Карн действовал быстро и гладко, как на учении. Я бы не успел ему помещать — даже если б захотел. Шаг левой с выставленном щитом. Мгновенный выпад клинка. На белоснежном хитоне поплыло, разрастаясь, алое пятно. Архимед молча опустился на колени, упал на бок, подтянул колени к животу. Приоткрытый рот шевельнулся и я невольно наклонился к нему.
— Не трогай... мои чертежи... вар...
Он затих.
Уходя в мир теней, он думал не о сожженных глазах Авла Випенны, не о гастрофетах, прицельно бьющих в беспомощно барахтающихся людей.
Не об оскорбленных им Богах, чьи благие дары он превратил в нож палача, чье служение он уподобил ремеслу резника, греху выводящей плод шлюхи.

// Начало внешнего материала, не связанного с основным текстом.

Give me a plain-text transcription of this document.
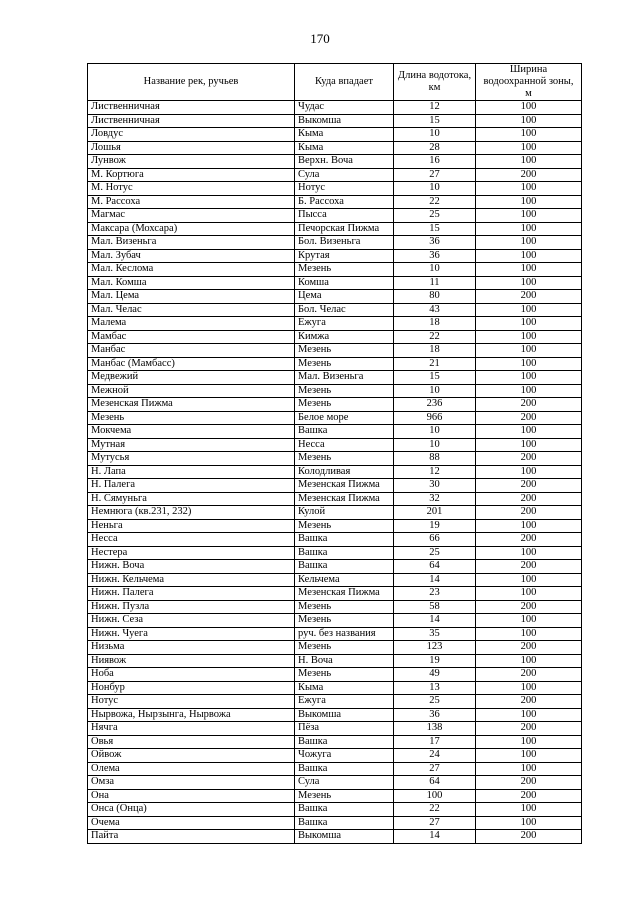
170
Название рек, ручьев	Куда впадает	Длина водотока, км	Ширина водоохранной зоны, м
Лиственничная	Чудас	12	100
Лиственничная	Выкомша	15	100
Ловдус	Кыма	10	100
Лошья	Кыма	28	100
Лунвож	Верхн. Воча	16	100
М. Кортюга	Сула	27	200
М. Нотус	Нотус	10	100
М. Рассоха	Б. Рассоха	22	100
Магмас	Пысса	25	100
Максара (Мохсара)	Печорская Пижма	15	100
Мал. Визеньга	Бол. Визеньга	36	100
Мал. Зубач	Крутая	36	100
Мал. Кеслома	Мезень	10	100
Мал. Комша	Комша	11	100
Мал. Цема	Цема	80	200
Мал. Челас	Бол. Челас	43	100
Малема	Ежуга	18	100
Мамбас	Кимжа	22	100
Манбас	Мезень	18	100
Манбас (Мамбасс)	Мезень	21	100
Медвежий	Мал. Визеньга	15	100
Межной	Мезень	10	100
Мезенская Пижма	Мезень	236	200
Мезень	Белое море	966	200
Мокчема	Вашка	10	100
Мутная	Несса	10	100
Мутусья	Мезень	88	200
Н. Лапа	Колодливая	12	100
Н. Палега	Мезенская Пижма	30	200
Н. Сямуньга	Мезенская Пижма	32	200
Немнюга (кв.231, 232)	Кулой	201	200
Неньга	Мезень	19	100
Несса	Вашка	66	200
Нестера	Вашка	25	100
Нижн. Воча	Вашка	64	200
Нижн. Кельчема	Кельчема	14	100
Нижн. Палега	Мезенская Пижма	23	100
Нижн. Пузла	Мезень	58	200
Нижн. Сеза	Мезень	14	100
Нижн. Чуега	руч. без названия	35	100
Низьма	Мезень	123	200
Ниявож	Н. Воча	19	100
Ноба	Мезень	49	200
Нонбур	Кыма	13	100
Нотус	Ежуга	25	200
Нырвожа, Нырзынга, Нырвожа	Выкомша	36	100
Нячга	Пёза	138	200
Овья	Вашка	17	100
Ойвож	Чожуга	24	100
Олема	Вашка	27	100
Омза	Сула	64	200
Она	Мезень	100	200
Онса (Онца)	Вашка	22	100
Очема	Вашка	27	100
Пайта	Выкомша	14	200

Не о преданном городе и тех, кто погибал — может быть, с его именем — на окровавленных мостовых; не о женщинах, попавших в руки сжигаемых ненавистью и мужским голодом солдат; не о своем царе, заколотом, как свинья, в постели.
Он думал о своих чертежах.
Консул был в ярости. Никогда он не говорил со мной так тихо.
Он спрашивал, за сколько я продался пунийцам. Он спрашивал, понимаю ли я, как мое преступление отодвинуло уже совсем близкую победу. Он спрашивал, как теперь ему глядеть в глаза вдовам тех, кто мог бы жить и жить — а теперь сложит голову по моей глупости.
Я молчал. Замолк и он.
Потом он спросил, чего я, по моему мнению, заслуживаю.
— Смерти, — ответил я.
— П-понимаешь! — как бы удивился Марцелл, бросая на меня яростный взгляд. — Что ж... Не надейся только, что это будет легко! Увести!
Он так и не спросил "3ачем?".
Наш Консул знает — некоторые вопросы задавать бесполезно.
Вечером к яме-карцеру пришел мой знакомый. Он ранен и едет домой. Скоро уже рассвет, он стоит и ждет моего письма.
И все-таки — если однажды человеческая женщина родила Архимеда — не случится ли этого вновь? И не случится ли, что в нужный момент никто не швырнет в огонь его проклятые чертежи?
Нет. Не верю. Этого не будет, пока правят Боги. А Они вечны — этого не будет никогда. Друг мой Клавдий — прощай и будь здоров.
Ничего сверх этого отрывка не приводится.